Neither Putin nor Xi want a return to a pre-1945 condition; both recognize the importance that having a set of rules in place to govern interstate interaction has in promoting stability and prosperity. In particular, China's "rise" over the past three decades has been facilitated by the existence of a global order that has facilitated trade and development and worked to restrain great power rivalries that otherwise might plunge East Asia or the world as a whole into war.
But their complaint is that the initial postwar system championed by Franklin Delano Roosevelt--who, in pursuit of idealist goals of international peace, harnessed the realist "concert of powers" systems--has, since the end of the Cold War, undergone further and unwelcome evolution. The West has tended to write the rules (and, as the rising powers of the south and east complain regularly at both economic and environmental conferences, written them in a way to lock in their advantages) and to retain the right to interpret what those rules mean and when they will apply--a state of affairs that both Putin and Xi are no longer prepared to accept.
The older "concert" concept, particularly as it was practiced in Europe from 1815 to 1914, took a much more subjective view of what international law covered and how it was to be interpreted and applied. It was not the analog of domestic law applied to a higher level of human organization, but a series of contractual obligations undertaken by states to make their activity and behavior more predictable and regular. Moreover, in how relations between greater and lesser powers were to be structured--items of critical interest to both Putin and Xi today--the concert system imposed some restrictions on the great powers but also required smaller powers, in return for having their sovereignty in the international system guaranteed, to accommodate great power interests and concerns. A smaller power might be compelled to adopt a neutral status, or to make territorial or political concessions, in return for commitments guaranteeing protection and support. The fact that the governments of the smaller powers might be required to make such concessions even in the absence of a popular mandate or in express contradiction of the people's will was not a factor that was supposed to influence international diplomacy. It prioritized stability over self-determination.

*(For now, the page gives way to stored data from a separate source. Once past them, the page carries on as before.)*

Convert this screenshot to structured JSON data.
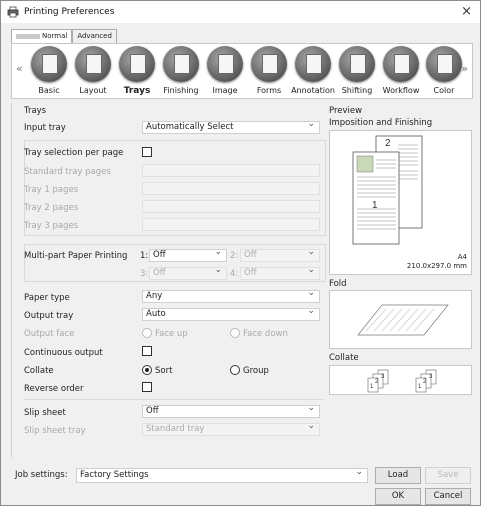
{
  "window": {
    "title": "Printing Preferences",
    "close": "×"
  },
  "tabs": [
    {
      "label": "Normal"
    },
    {
      "label": "Advanced"
    }
  ],
  "ribbon": {
    "items": [
      {
        "label": "Basic"
      },
      {
        "label": "Layout"
      },
      {
        "label": "Trays"
      },
      {
        "label": "Finishing"
      },
      {
        "label": "Image"
      },
      {
        "label": "Forms"
      },
      {
        "label": "Annotation"
      },
      {
        "label": "Shifting"
      },
      {
        "label": "Workflow"
      },
      {
        "label": "Color"
      }
    ],
    "selected": "Trays",
    "scroll_left": "«",
    "scroll_right": "»"
  },
  "trays": {
    "section": "Trays",
    "input_tray": {
      "label": "Input tray",
      "value": "Automatically Select"
    },
    "tray_selection_per_page": {
      "label": "Tray selection per page",
      "checked": false
    },
    "standard_tray_pages": {
      "label": "Standard tray pages"
    },
    "tray1_pages": {
      "label": "Tray 1 pages"
    },
    "tray2_pages": {
      "label": "Tray 2 pages"
    },
    "tray3_pages": {
      "label": "Tray 3 pages"
    },
    "multipart": {
      "label": "Multi-part Paper Printing",
      "slots": [
        {
          "num": "1:",
          "value": "Off"
        },
        {
          "num": "2:",
          "value": "Off"
        },
        {
          "num": "3:",
          "value": "Off"
        },
        {
          "num": "4:",
          "value": "Off"
        }
      ]
    },
    "paper_type": {
      "label": "Paper type",
      "value": "Any"
    },
    "output_tray": {
      "label": "Output tray",
      "value": "Auto"
    },
    "output_face": {
      "label": "Output face",
      "face_up": "Face up",
      "face_down": "Face down"
    },
    "continuous_output": {
      "label": "Continuous output",
      "checked": false
    },
    "collate": {
      "label": "Collate",
      "sort": "Sort",
      "group": "Group",
      "selected": "Sort"
    },
    "reverse_order": {
      "label": "Reverse order",
      "checked": false
    },
    "slip_sheet": {
      "label": "Slip sheet",
      "value": "Off"
    },
    "slip_sheet_tray": {
      "label": "Slip sheet tray",
      "value": "Standard tray"
    }
  },
  "preview": {
    "section": "Preview",
    "imposition_label": "Imposition and Finishing",
    "page_num_front": "1",
    "page_num_back": "2",
    "paper_size": "A4",
    "paper_dims": "210.0x297.0 mm",
    "fold_label": "Fold",
    "collate_label": "Collate",
    "collate_nums": [
      "1",
      "2",
      "3",
      "1",
      "2",
      "3"
    ]
  },
  "footer": {
    "job_settings_label": "Job settings:",
    "job_settings_value": "Factory Settings",
    "load": "Load",
    "save": "Save",
    "ok": "OK",
    "cancel": "Cancel"
  }
}
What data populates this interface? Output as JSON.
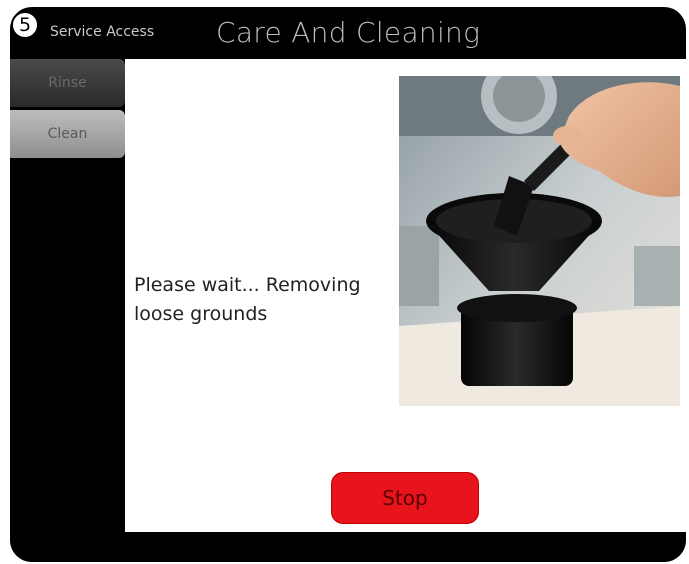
{
  "header": {
    "step_number": "5",
    "service_access_label": "Service Access",
    "title": "Care And Cleaning"
  },
  "sidebar": {
    "items": [
      {
        "label": "Rinse"
      },
      {
        "label": "Clean"
      }
    ]
  },
  "main": {
    "message": "Please wait... Removing loose grounds",
    "photo_description": "hand-cleaning-brewer-funnel-photo"
  },
  "actions": {
    "stop_label": "Stop"
  },
  "colors": {
    "frame": "#000000",
    "stop_button": "#e8141b",
    "content_bg": "#ffffff"
  }
}
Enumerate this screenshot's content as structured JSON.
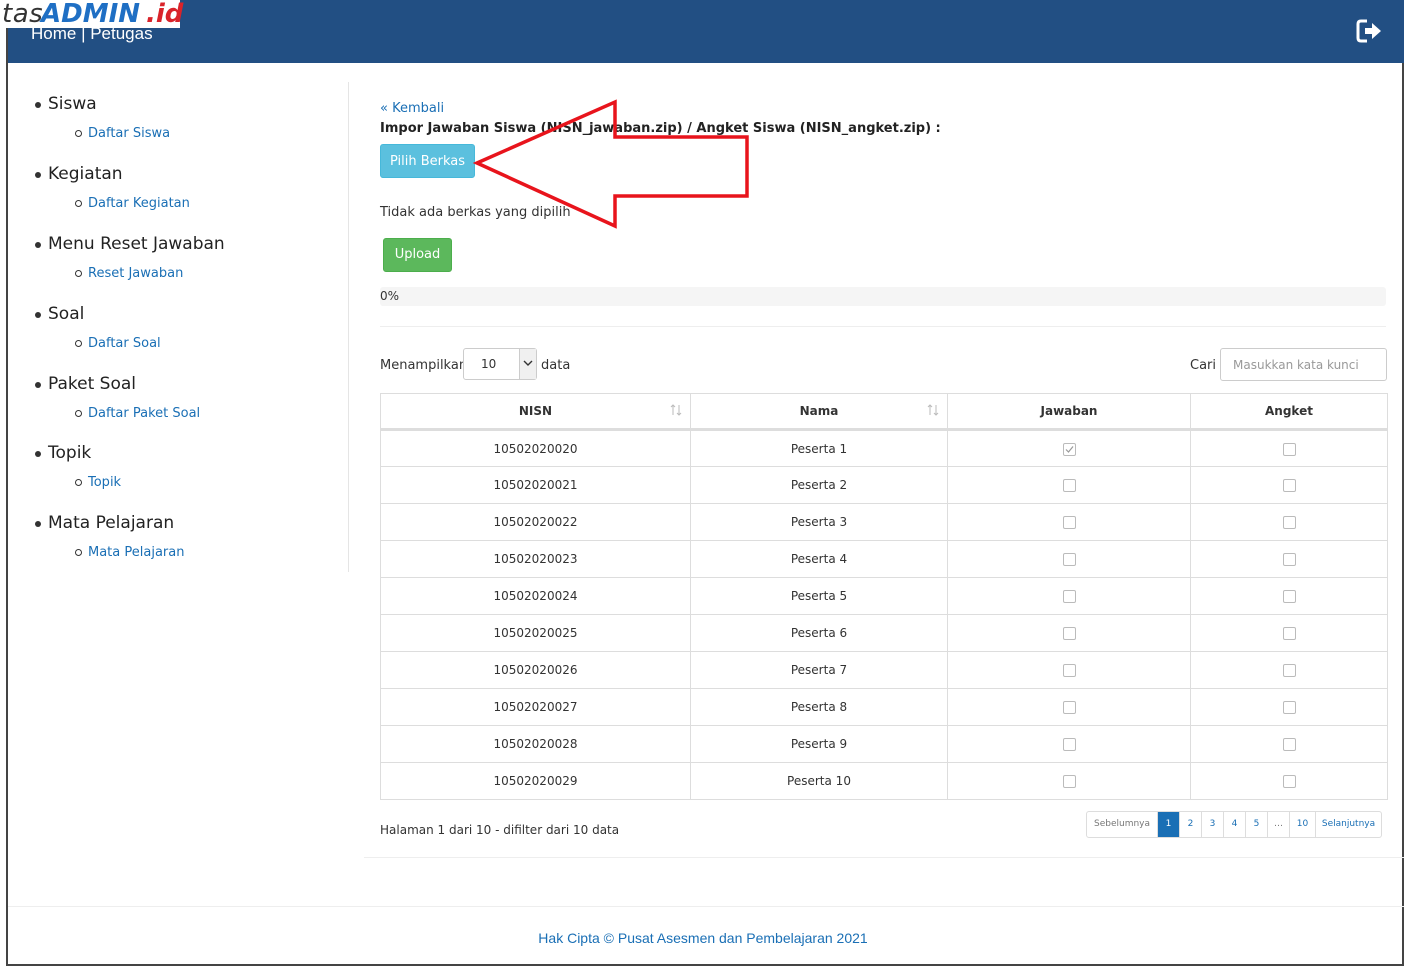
{
  "brand": {
    "part1": "tas",
    "part2": "ADMIN",
    "part3": ".id"
  },
  "header": {
    "breadcrumb": "Home | Petugas",
    "logout_icon": "sign-out-icon",
    "bar_color": "#224f83"
  },
  "sidebar": {
    "groups": [
      {
        "title": "Siswa",
        "link": "Daftar Siswa"
      },
      {
        "title": "Kegiatan",
        "link": "Daftar Kegiatan"
      },
      {
        "title": "Menu Reset Jawaban",
        "link": "Reset Jawaban"
      },
      {
        "title": "Soal",
        "link": "Daftar Soal"
      },
      {
        "title": "Paket Soal",
        "link": "Daftar Paket Soal"
      },
      {
        "title": "Topik",
        "link": "Topik"
      },
      {
        "title": "Mata Pelajaran",
        "link": "Mata Pelajaran"
      }
    ]
  },
  "main": {
    "back_link": "« Kembali",
    "import_label": "Impor Jawaban Siswa (NISN_jawaban.zip) / Angket Siswa (NISN_angket.zip) :",
    "choose_button": "Pilih Berkas",
    "no_file_text": "Tidak ada berkas yang dipilih",
    "upload_button": "Upload",
    "progress": {
      "value": 0,
      "text": "0%"
    }
  },
  "table_controls": {
    "length_label": "Menampilkan",
    "length_value": "10",
    "length_suffix": "data",
    "search_label": "Cari",
    "search_placeholder": "Masukkan kata kunci"
  },
  "table": {
    "headers": [
      "NISN",
      "Nama",
      "Jawaban",
      "Angket"
    ],
    "rows": [
      {
        "nisn": "10502020020",
        "nama": "Peserta 1",
        "jawaban": true,
        "angket": false
      },
      {
        "nisn": "10502020021",
        "nama": "Peserta 2",
        "jawaban": false,
        "angket": false
      },
      {
        "nisn": "10502020022",
        "nama": "Peserta 3",
        "jawaban": false,
        "angket": false
      },
      {
        "nisn": "10502020023",
        "nama": "Peserta 4",
        "jawaban": false,
        "angket": false
      },
      {
        "nisn": "10502020024",
        "nama": "Peserta 5",
        "jawaban": false,
        "angket": false
      },
      {
        "nisn": "10502020025",
        "nama": "Peserta 6",
        "jawaban": false,
        "angket": false
      },
      {
        "nisn": "10502020026",
        "nama": "Peserta 7",
        "jawaban": false,
        "angket": false
      },
      {
        "nisn": "10502020027",
        "nama": "Peserta 8",
        "jawaban": false,
        "angket": false
      },
      {
        "nisn": "10502020028",
        "nama": "Peserta 9",
        "jawaban": false,
        "angket": false
      },
      {
        "nisn": "10502020029",
        "nama": "Peserta 10",
        "jawaban": false,
        "angket": false
      }
    ]
  },
  "pagination": {
    "info": "Halaman 1 dari 10 - difilter dari 10 data",
    "pages": [
      {
        "label": "Sebelumnya",
        "state": "disabled"
      },
      {
        "label": "1",
        "state": "active"
      },
      {
        "label": "2",
        "state": ""
      },
      {
        "label": "3",
        "state": ""
      },
      {
        "label": "4",
        "state": ""
      },
      {
        "label": "5",
        "state": ""
      },
      {
        "label": "…",
        "state": "disabled"
      },
      {
        "label": "10",
        "state": ""
      },
      {
        "label": "Selanjutnya",
        "state": ""
      }
    ]
  },
  "footer": {
    "text": "Hak Cipta © Pusat Asesmen dan Pembelajaran 2021"
  },
  "annotation": {
    "color": "#e8141c"
  }
}
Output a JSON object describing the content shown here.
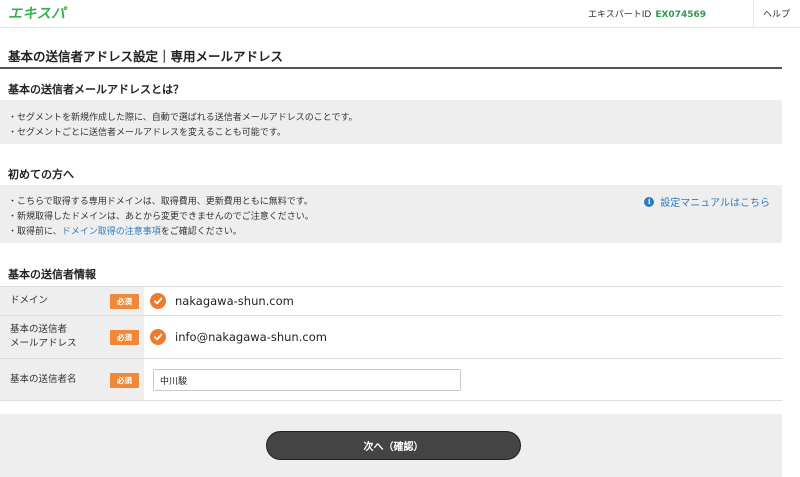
{
  "header": {
    "logo_text": "エキスパ",
    "partner_id_label": "エキスパートID",
    "partner_id": "EX074569",
    "help_label": "ヘルプ"
  },
  "page_title": "基本の送信者アドレス設定｜専用メールアドレス",
  "about": {
    "heading": "基本の送信者メールアドレスとは？",
    "lines": [
      "・セグメントを新規作成した際に、自動で選ばれる送信者メールアドレスのことです。",
      "・セグメントごとに送信者メールアドレスを変えることも可能です。"
    ]
  },
  "first_time": {
    "heading": "初めての方へ",
    "lines": [
      "・こちらで取得する専用ドメインは、取得費用、更新費用ともに無料です。",
      "・新規取得したドメインは、あとから変更できませんのでご注意ください。"
    ],
    "line3_prefix": "・取得前に、",
    "line3_link": "ドメイン取得の注意事項",
    "line3_suffix": "をご確認ください。",
    "manual_link": "設定マニュアルはこちら"
  },
  "sender_info": {
    "heading": "基本の送信者情報",
    "required_badge": "必須",
    "domain_label": "ドメイン",
    "domain_value": "nakagawa-shun.com",
    "email_label_line1": "基本の送信者",
    "email_label_line2": "メールアドレス",
    "email_value": "info@nakagawa-shun.com",
    "name_label": "基本の送信者名",
    "name_value": "中川駿"
  },
  "next_button": "次へ（確認）",
  "colors": {
    "brand_green": "#35b24a",
    "accent_orange": "#ef7a2e",
    "link_blue": "#2d7bbf",
    "button_dark": "#444444"
  }
}
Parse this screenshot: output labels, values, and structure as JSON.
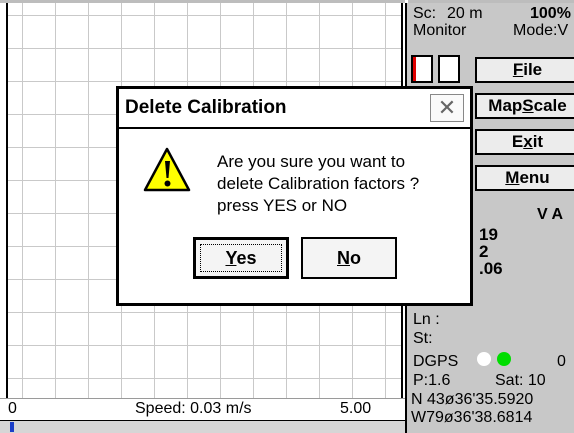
{
  "map": {
    "speed_label": "Speed: 0.03 m/s",
    "speed_min": "0",
    "speed_max": "5.00",
    "speed_fraction": 0.01
  },
  "panel": {
    "scale_label": "Sc:",
    "scale_value": "20 m",
    "zoom": "100%",
    "monitor": "Monitor",
    "mode": "Mode:V",
    "buttons": [
      {
        "label": "File",
        "key": "F",
        "rest": "ile"
      },
      {
        "label": "MapScale",
        "pre": "Map",
        "key": "S",
        "rest": "cale"
      },
      {
        "label": "Exit",
        "pre": "E",
        "key": "x",
        "rest": "it"
      },
      {
        "label": "Menu",
        "key": "M",
        "rest": "enu"
      }
    ],
    "va_label": "V A",
    "value1": "19",
    "value2": "2",
    "value3": ".06",
    "ln_label": "Ln :",
    "st_label": "St:",
    "dgps_label": "DGPS",
    "dgps_count": "0",
    "pdop": "P:1.6",
    "sat": "Sat: 10",
    "lat": "N 43ø36'35.5920",
    "lon": "W79ø36'38.6814",
    "colors": {
      "dgps_off": "#ffffff",
      "dgps_on": "#00dd00"
    }
  },
  "dialog": {
    "title": "Delete Calibration",
    "close_glyph": "✕",
    "icon": "warning-icon",
    "message_lines": [
      "Are you sure you want to",
      "delete Calibration factors ?",
      "press  YES  or  NO"
    ],
    "yes_key": "Y",
    "yes_rest": "es",
    "no_key": "N",
    "no_rest": "o"
  }
}
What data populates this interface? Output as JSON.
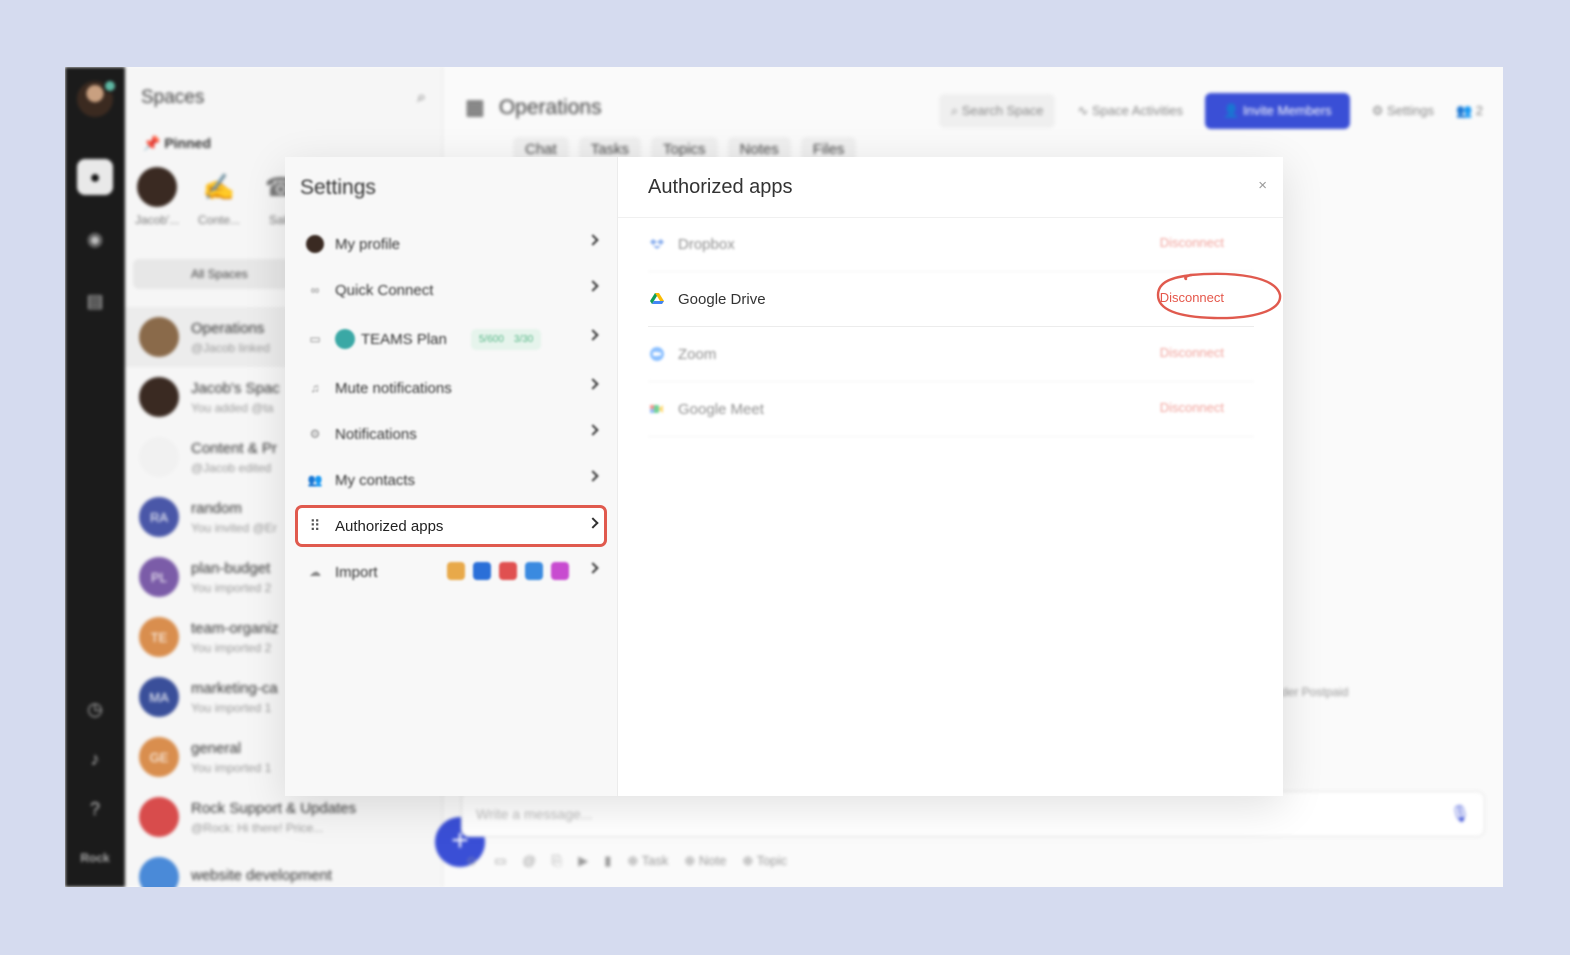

Woodrow Wilson, of course, rejected this view of how the world order ought to be constructed, but failing to convince the U.S. Senate or the American people to embrace and defend his vision, his efforts to create new institutions based on freedom, self-determination and the supremacy of an international law which stood above the sovereign state (and which bound and constrained its actions) did not endure. FDR made significant concessions to the concert model (via his conception of great powers serving as regional policemen and in the structure of the UN Security Council). The fall of the Berlin Wall twenty-five years ago this week seemed to usher in a new era where a more Wilsonian view of the world (and which also cemented American leadership of the global community of nations) seemed realizable. Putin and Xi have put everyone on notice that they will not stand idly by and allow this evolution to occur. The likely deadlock that will result at the G-20 (even if disguised with a lowest-common-denominator summit communique) will signal that an alternative vision to global order distinct from the assumptions put forward in Washington and Brussels is acquiring coherence.